Arvi Johannes Hurskainen (born 25 January 1941 in Kitee) is a Finnish scholar of language technology and linguistics. Since 1985, he has developed rule-based language technology mainly for Swahili, but also for other languages, including machine translation from English to Finnish. He has created a development environment called SALAMA (acronym for Swahili Language Manager), but it suits to any language. The major applications developed so far include the following: the spell checker for Swahili, the annotator of corpus texts, an advanced dictionary between Swahili and English and translators from Swahili to English, from English to Swahili, and from English to Finnish. He has also developed an advanced learning system for Swahili and a system for producing targeted vocabularies for language learners. Hurskainen has compiled two annotated corpora, Helsinki Corpus of Swahili 1.0 and Helsinki Corpus of Swahili 2.0.

== Study and work history ==
He first studied theology at the University of Helsinki. Later, after having worked in Tanzania, he studied anthropology and published his PhD dissertation Cattle and Culture. The Structure of a Pastoral Parakujo Society.
In 1976, he worked as a researcher in Jipemoyo Project, sponsored by the Academy of Finland in Tanzania, and in 1977–1980, in the service of the Finnish Lutheran Mission in Helsinki.

Hurskainen worked at the University of Helsinki, first as a lecturer in 1981–1989 and then as a professor in 1989–2006. In between, in 1984–1985, he worked at Tumaini University in Tanzania. Before the university career, he worked in Tanzania for eight years in various teaching tasks. He was the director of the Department of Asian and African Studies in 1999–2001. He retired in 2006.

In 1988–1992, he directed the fieldwork project Swahili Language and Folklore, sponsored by the Ministry of Foreign Affairs, Finland and the University of Dar-es-Salaam. The project produced the speech corpus DAHE (Dar-es-Salaam - Helsinki), which was later digitized.

== Language technology ==
Hurskainen has developed language technology by making use of detailed language analysis. The basic description of language is made using the finite-state transducers, first developed by Kimmo Koskenniemi. The individual words are then disambiguated using constraint grammar technology. Also, the syntactic mapping is performed in this phase. Disambiguation and syntactic mapping are performed using Constraint Grammar 3.0, originally developed by Fred Karlsson and implemented by Pasi Tapanainen from Connexor.

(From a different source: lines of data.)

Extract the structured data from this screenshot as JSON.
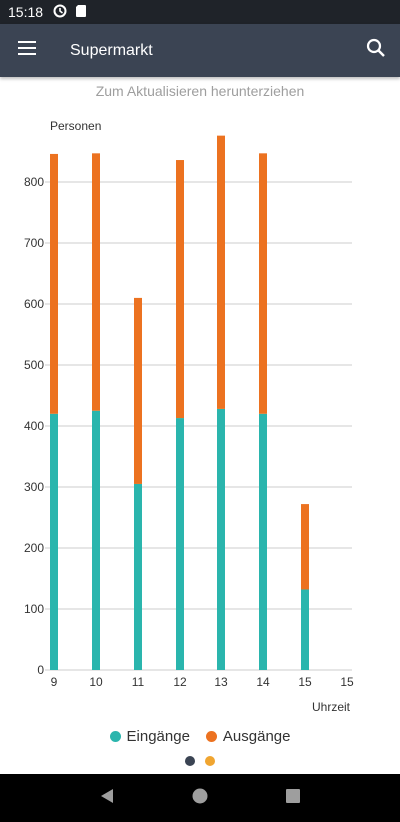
{
  "status_bar": {
    "time": "15:18",
    "icons": [
      "sync-icon",
      "sd-card-icon"
    ]
  },
  "app_bar": {
    "title": "Supermarkt",
    "menu_icon": "hamburger-menu-icon",
    "search_icon": "search-icon"
  },
  "hint": "Zum Aktualisieren herunterziehen",
  "colors": {
    "entries": "#2ab5ad",
    "exits": "#ec7220",
    "grid": "#cccccc",
    "pager_active": "#3b4453",
    "pager_inactive": "#f0a530"
  },
  "chart_data": {
    "type": "bar",
    "stacked": true,
    "ylabel": "Personen",
    "xlabel": "Uhrzeit",
    "ylim": [
      0,
      900
    ],
    "yticks": [
      0,
      100,
      200,
      300,
      400,
      500,
      600,
      700,
      800
    ],
    "categories": [
      "9",
      "10",
      "11",
      "12",
      "13",
      "14",
      "15",
      "15"
    ],
    "series": [
      {
        "name": "Eingänge",
        "color": "#2ab5ad",
        "values": [
          420,
          425,
          305,
          413,
          428,
          420,
          132,
          0
        ]
      },
      {
        "name": "Ausgänge",
        "color": "#ec7220",
        "values": [
          426,
          422,
          305,
          423,
          448,
          427,
          140,
          0
        ]
      }
    ],
    "grid": true,
    "legend": "bottom-center"
  },
  "legend": [
    {
      "label": "Eingänge",
      "color": "#2ab5ad"
    },
    {
      "label": "Ausgänge",
      "color": "#ec7220"
    }
  ],
  "pager": {
    "pages": 2,
    "active": 0
  },
  "nav_bar": {
    "buttons": [
      "back-icon",
      "home-icon",
      "recents-icon"
    ]
  }
}
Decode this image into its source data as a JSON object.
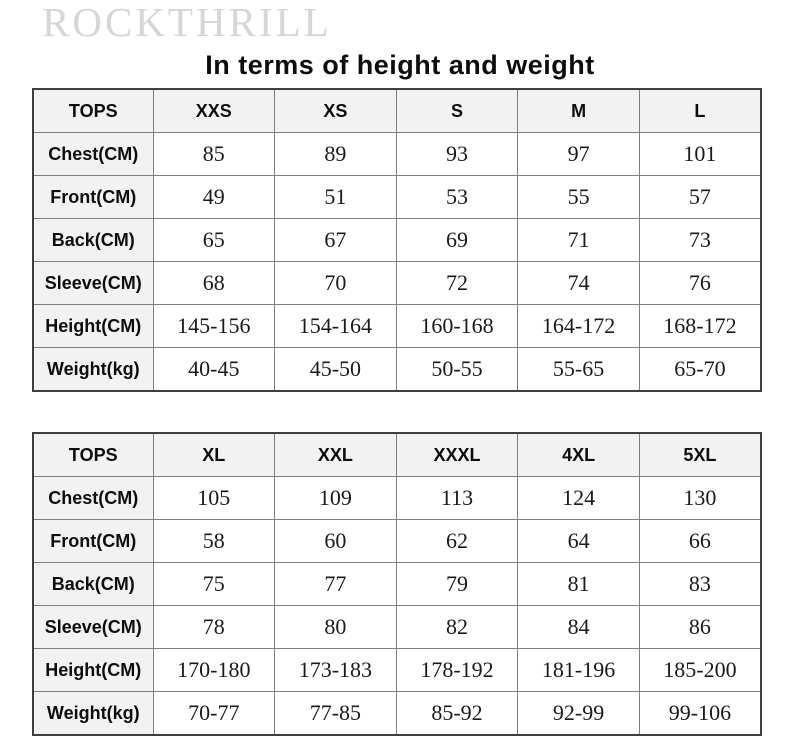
{
  "brand": "ROCKTHRILL",
  "title": "In terms of height and weight",
  "colors": {
    "brand_gray": "#d6d6d6",
    "border_outer": "#3f3f3f",
    "border_inner": "#7f7f7f",
    "header_bg": "#f2f2f2",
    "text": "#0d0d0d"
  },
  "tables": [
    {
      "name": "sizes-xxs-to-l",
      "header": [
        "TOPS",
        "XXS",
        "XS",
        "S",
        "M",
        "L"
      ],
      "rows": [
        {
          "label": "Chest(CM)",
          "values": [
            "85",
            "89",
            "93",
            "97",
            "101"
          ]
        },
        {
          "label": "Front(CM)",
          "values": [
            "49",
            "51",
            "53",
            "55",
            "57"
          ]
        },
        {
          "label": "Back(CM)",
          "values": [
            "65",
            "67",
            "69",
            "71",
            "73"
          ]
        },
        {
          "label": "Sleeve(CM)",
          "values": [
            "68",
            "70",
            "72",
            "74",
            "76"
          ]
        },
        {
          "label": "Height(CM)",
          "values": [
            "145-156",
            "154-164",
            "160-168",
            "164-172",
            "168-172"
          ]
        },
        {
          "label": "Weight(kg)",
          "values": [
            "40-45",
            "45-50",
            "50-55",
            "55-65",
            "65-70"
          ]
        }
      ]
    },
    {
      "name": "sizes-xl-to-5xl",
      "header": [
        "TOPS",
        "XL",
        "XXL",
        "XXXL",
        "4XL",
        "5XL"
      ],
      "rows": [
        {
          "label": "Chest(CM)",
          "values": [
            "105",
            "109",
            "113",
            "124",
            "130"
          ]
        },
        {
          "label": "Front(CM)",
          "values": [
            "58",
            "60",
            "62",
            "64",
            "66"
          ]
        },
        {
          "label": "Back(CM)",
          "values": [
            "75",
            "77",
            "79",
            "81",
            "83"
          ]
        },
        {
          "label": "Sleeve(CM)",
          "values": [
            "78",
            "80",
            "82",
            "84",
            "86"
          ]
        },
        {
          "label": "Height(CM)",
          "values": [
            "170-180",
            "173-183",
            "178-192",
            "181-196",
            "185-200"
          ]
        },
        {
          "label": "Weight(kg)",
          "values": [
            "70-77",
            "77-85",
            "85-92",
            "92-99",
            "99-106"
          ]
        }
      ]
    }
  ]
}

The rule-based approach developed by Hurskainen has similarities with other rule-based systems, such as Grammatical Framework and Nooj. Rule-based approaches to language technology, especially as they apply to machine translation, are considered suitable for low-resource languages with rich morphology, such as Bantu languages.

== Production ==
=== Web material ===
- SALAMA, a computational environment for developing language technology applications, was initiated in 1985, and the development continues.
- At the moment, there are 102 technical reports on language technology, mainly on issues related to machine translation.